We at the Justice believe that one of a newspaper's primary duties is to keep its readership informed of important campus news, and an on-campus arrest is no exception. I believe that it was not our prerogative but our obligation to you as our readers to report on these arrests to the best of our ability.

There is no question that we acted completely within legal and journalistic standards by printing the arrested students' names. Names of arrested individuals are part of the public record and are made available to the public by law enforcement agencies. And on a less journalistically pertinent note, had we not printed the names, the public still would have been able to find them through the Waltham Police Department or with any detailed criminal background check.

Nonetheless, the editors of this newspaper did not take the decision to print the names of the arrested students lightly.

However, we concluded that the names of the students were an important aspect of the story. The students themselves were an integral part of the story, and to avoid printing the names would be to withhold crucial information from our readers.

Some readers have asked why we excluded the names of the police officers involved. In this story, the students acted as individuals and official charges were brought against them as individuals. In contrast, the Brandeis police officers that night operated as a department, and to date, no specific charges have been leveled against any single officer for his or her conduct. Those facts in conjunction with the totality of information we as a newspaper had on record at press time led us to print the story that we printed.

As for the issue of the perceived one-sidedness of this article: Yes, we did only publish the police account of that night's events. But we did so because both the student eyewitnesses whom we contacted and the arrested students themselves were either not available to comment or were available but elected not to comment. The Justice always strives to write articles in as balanced a fashion as possible, but we will never print unverified information. If a person or group does not give us its side of the story on the record, we cannot print it.

However, in the past week, a number of students who witnessed the arrests and the events surrounding them stepped forward for interviews, and in the interest of balancing the article and including all relevant parties' accounts, we have published another article on this story in this issue.

As I mentioned earlier, we take significant care to attribute all information that is not common knowledge to the source from which we acquired that information; this is true for all of our content, from articles to photos. In last week's article, we never claim to know the facts of what happened that night: We provide attributed information based on interviews and public record. Our job is to get at the truth, and we did our best to do so. We had access to a limited amount of information, and to the best of our knowledge, that was the story. In our follow-up article, we include new information that has surfaced since.

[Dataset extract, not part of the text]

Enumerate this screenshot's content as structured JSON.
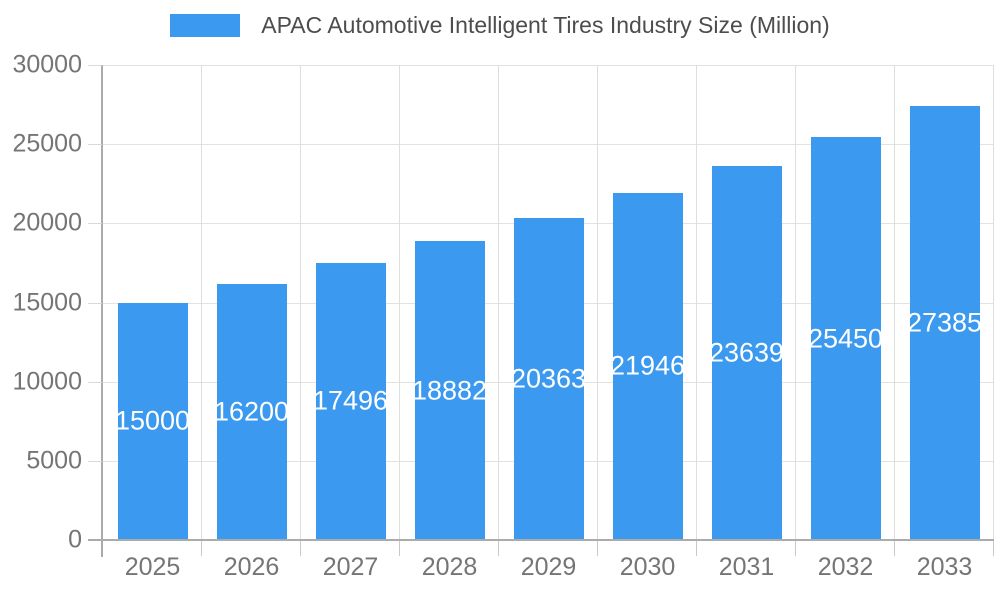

Our news articles do not make judgments about the stories they cover. We do not decide who is innocent or guilty. Put another way, we do not attempt to convict anyone by reporting on arrests; likewise, we do not attempt to protect anyone, especially by withholding names.

I hope this clears up some questions that have been raised in the past week. We appreciate feedback on articles, both positive and negative. We always strive to improve our coverage in order to best serve the Brandeis community.